Il 2 luglio, dopo 29 giorni di cammino e quasi 700 km percorsi, arriviamo in Francia. Siamo emozionati, la prima meta importante è raggiunta. La tappa di oggi è di soli 19 km. Partiti da Oulx, il primo paese che incontriamo è Cesana Torinese, molto carino e sovrastato dall’imponente Monte Chaberton (3131 m s.l.m.). La strada che percorriamo per raggiungere Cesana è un po’ nei boschi e un po’ sulla strada statale, con macchine, qualche camion e molte moto. Da Cesana, dopo aver percorso un altro tratto di statale, ci immettiamo in un sentiero che dir “bellissimo” è poco: si tratta delle Gorge di San Gervasio, una gola tra le rocce a picco scavata dal torrente Piccola Dora, nella quale un sentiero ben tenuto, lungo il corso d’acqua e sottostante il ponte tibetano più lungo d’Europa, conduce a Claviére, ultimo paese italiano.
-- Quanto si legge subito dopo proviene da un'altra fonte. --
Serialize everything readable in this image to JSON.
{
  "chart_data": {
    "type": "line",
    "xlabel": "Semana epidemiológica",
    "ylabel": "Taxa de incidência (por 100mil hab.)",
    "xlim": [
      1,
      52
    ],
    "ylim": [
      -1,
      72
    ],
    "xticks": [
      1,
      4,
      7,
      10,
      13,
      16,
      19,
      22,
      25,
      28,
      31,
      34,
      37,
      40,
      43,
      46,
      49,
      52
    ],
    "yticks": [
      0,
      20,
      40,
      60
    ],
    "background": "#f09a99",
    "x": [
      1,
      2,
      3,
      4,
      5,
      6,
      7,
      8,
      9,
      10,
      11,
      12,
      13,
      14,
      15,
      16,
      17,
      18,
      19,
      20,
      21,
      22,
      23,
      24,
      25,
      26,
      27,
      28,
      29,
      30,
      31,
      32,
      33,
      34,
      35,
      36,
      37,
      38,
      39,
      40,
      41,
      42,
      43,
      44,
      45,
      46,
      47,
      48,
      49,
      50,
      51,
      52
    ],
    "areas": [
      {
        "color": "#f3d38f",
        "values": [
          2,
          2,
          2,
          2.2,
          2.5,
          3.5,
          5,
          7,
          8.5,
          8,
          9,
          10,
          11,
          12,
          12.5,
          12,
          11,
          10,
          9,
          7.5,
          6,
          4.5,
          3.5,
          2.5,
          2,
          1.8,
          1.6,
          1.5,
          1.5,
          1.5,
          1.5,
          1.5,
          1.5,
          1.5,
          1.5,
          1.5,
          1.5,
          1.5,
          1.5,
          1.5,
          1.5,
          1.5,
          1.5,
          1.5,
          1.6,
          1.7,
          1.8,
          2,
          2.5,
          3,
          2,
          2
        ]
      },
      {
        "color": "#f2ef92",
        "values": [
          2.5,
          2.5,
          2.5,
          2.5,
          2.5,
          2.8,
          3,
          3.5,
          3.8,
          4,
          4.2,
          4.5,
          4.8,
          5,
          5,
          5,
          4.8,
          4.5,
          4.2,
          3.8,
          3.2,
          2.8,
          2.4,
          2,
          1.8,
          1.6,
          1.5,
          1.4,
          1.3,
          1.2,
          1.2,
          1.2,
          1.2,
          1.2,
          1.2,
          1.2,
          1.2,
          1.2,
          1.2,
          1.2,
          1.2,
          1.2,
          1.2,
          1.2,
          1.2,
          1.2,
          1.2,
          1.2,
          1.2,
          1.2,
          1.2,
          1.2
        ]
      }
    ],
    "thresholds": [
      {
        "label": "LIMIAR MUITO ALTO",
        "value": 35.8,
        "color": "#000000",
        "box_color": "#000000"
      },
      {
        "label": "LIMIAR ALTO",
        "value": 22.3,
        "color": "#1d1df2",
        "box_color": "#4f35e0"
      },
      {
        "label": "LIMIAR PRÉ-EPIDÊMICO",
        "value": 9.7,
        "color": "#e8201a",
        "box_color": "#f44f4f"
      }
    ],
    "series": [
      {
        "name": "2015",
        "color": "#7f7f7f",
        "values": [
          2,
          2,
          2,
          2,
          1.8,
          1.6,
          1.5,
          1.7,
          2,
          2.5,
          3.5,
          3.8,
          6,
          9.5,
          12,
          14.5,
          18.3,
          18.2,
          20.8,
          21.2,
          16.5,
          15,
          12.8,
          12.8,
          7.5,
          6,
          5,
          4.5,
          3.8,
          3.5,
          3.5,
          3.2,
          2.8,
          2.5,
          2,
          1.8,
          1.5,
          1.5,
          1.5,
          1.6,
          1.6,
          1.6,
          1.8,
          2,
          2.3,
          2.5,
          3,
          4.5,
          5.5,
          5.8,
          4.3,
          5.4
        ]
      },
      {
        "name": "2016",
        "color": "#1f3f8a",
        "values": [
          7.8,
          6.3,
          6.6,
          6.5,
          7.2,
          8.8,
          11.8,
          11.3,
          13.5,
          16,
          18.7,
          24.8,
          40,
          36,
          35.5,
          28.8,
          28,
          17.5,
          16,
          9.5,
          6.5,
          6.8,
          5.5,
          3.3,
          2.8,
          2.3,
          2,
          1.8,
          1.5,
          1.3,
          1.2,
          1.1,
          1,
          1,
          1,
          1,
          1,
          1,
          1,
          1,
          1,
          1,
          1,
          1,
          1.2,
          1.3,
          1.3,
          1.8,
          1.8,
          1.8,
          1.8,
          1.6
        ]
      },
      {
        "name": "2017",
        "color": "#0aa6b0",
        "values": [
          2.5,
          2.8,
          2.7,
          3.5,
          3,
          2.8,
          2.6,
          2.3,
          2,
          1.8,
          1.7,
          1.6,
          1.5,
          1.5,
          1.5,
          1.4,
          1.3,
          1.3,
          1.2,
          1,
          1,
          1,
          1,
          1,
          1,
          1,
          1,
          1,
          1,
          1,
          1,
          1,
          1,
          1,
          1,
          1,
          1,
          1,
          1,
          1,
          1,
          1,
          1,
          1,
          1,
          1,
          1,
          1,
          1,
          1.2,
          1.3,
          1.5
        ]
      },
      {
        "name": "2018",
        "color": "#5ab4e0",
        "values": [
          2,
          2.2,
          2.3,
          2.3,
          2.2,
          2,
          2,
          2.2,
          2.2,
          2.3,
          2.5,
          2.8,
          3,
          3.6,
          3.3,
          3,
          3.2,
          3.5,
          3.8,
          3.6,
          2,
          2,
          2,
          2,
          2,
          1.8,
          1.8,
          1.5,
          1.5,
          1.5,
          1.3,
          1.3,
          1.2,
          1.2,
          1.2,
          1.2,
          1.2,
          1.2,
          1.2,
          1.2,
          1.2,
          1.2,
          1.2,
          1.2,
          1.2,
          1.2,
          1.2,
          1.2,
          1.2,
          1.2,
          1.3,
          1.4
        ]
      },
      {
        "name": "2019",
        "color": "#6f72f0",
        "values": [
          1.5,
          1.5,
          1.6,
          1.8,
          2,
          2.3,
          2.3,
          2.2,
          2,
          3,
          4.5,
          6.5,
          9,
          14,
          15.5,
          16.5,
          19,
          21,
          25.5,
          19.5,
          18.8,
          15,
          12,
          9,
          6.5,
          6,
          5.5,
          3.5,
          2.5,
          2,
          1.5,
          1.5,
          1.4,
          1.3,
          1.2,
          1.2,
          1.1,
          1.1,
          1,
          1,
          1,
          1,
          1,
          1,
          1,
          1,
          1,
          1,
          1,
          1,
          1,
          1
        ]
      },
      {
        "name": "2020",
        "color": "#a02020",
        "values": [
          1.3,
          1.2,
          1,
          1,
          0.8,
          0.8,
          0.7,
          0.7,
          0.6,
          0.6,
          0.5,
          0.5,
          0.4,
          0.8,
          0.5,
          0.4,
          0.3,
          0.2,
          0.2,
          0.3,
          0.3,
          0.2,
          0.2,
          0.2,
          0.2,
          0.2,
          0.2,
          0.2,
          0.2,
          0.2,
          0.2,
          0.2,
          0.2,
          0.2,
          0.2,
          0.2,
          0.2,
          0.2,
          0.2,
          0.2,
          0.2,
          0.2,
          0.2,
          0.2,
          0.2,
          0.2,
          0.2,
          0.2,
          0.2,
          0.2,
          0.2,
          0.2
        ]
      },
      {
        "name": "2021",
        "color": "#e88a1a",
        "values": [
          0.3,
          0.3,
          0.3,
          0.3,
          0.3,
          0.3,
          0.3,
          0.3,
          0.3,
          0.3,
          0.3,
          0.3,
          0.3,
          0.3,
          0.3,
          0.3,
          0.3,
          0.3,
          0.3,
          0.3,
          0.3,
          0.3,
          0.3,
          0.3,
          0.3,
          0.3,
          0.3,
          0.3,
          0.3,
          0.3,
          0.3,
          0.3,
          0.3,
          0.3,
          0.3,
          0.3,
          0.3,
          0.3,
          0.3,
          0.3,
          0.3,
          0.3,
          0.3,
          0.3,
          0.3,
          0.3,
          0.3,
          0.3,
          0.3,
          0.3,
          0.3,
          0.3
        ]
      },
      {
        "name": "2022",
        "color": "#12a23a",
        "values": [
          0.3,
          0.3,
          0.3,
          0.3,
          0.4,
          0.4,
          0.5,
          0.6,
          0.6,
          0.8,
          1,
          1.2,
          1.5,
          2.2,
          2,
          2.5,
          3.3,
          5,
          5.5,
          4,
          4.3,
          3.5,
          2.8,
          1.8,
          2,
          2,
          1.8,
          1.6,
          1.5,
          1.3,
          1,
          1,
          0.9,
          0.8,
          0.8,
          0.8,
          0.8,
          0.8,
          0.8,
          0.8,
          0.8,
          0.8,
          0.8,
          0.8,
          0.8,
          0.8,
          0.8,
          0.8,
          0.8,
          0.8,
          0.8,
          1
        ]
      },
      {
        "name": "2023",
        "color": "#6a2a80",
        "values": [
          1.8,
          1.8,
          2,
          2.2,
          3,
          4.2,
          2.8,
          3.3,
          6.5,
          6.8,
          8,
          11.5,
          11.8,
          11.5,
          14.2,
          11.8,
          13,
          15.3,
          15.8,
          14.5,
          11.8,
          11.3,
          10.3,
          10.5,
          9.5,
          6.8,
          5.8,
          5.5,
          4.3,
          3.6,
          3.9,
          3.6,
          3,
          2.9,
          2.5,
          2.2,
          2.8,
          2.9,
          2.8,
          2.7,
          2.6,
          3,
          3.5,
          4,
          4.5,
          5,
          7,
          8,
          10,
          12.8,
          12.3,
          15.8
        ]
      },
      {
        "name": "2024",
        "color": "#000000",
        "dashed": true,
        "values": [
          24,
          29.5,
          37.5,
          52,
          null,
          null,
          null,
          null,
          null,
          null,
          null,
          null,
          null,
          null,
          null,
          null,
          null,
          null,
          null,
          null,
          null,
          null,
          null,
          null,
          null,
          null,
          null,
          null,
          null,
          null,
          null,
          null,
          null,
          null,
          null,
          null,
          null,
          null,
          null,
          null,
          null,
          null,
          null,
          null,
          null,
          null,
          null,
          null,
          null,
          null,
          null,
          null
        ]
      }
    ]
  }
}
L’emozione di vedere il cartello con la scritta “France” è forte, siamo felici di esserci arrivati con i nostri piedi. Da Claviére mancano solo 2 km al Passo del Monginevro, la nostra meta di oggi, nonché luogo della nostra primissima vacanza insieme, nove anni fa! Qui ci fermiamo due giorni; ripartiamo il 5 luglio in direzione Arles.

Sentiero tra le Gorge di San Gervasio, con il Torrente Piccola Dora

Sentiero tra le Gorge di San Gervasio, con il torrente Piccola Dora

Da Palestro al Monginevro, dalle piatte risaie alle imponenti Alpi. Un tratto inevitabile, dove abbiamo sudato, sofferto e gioito.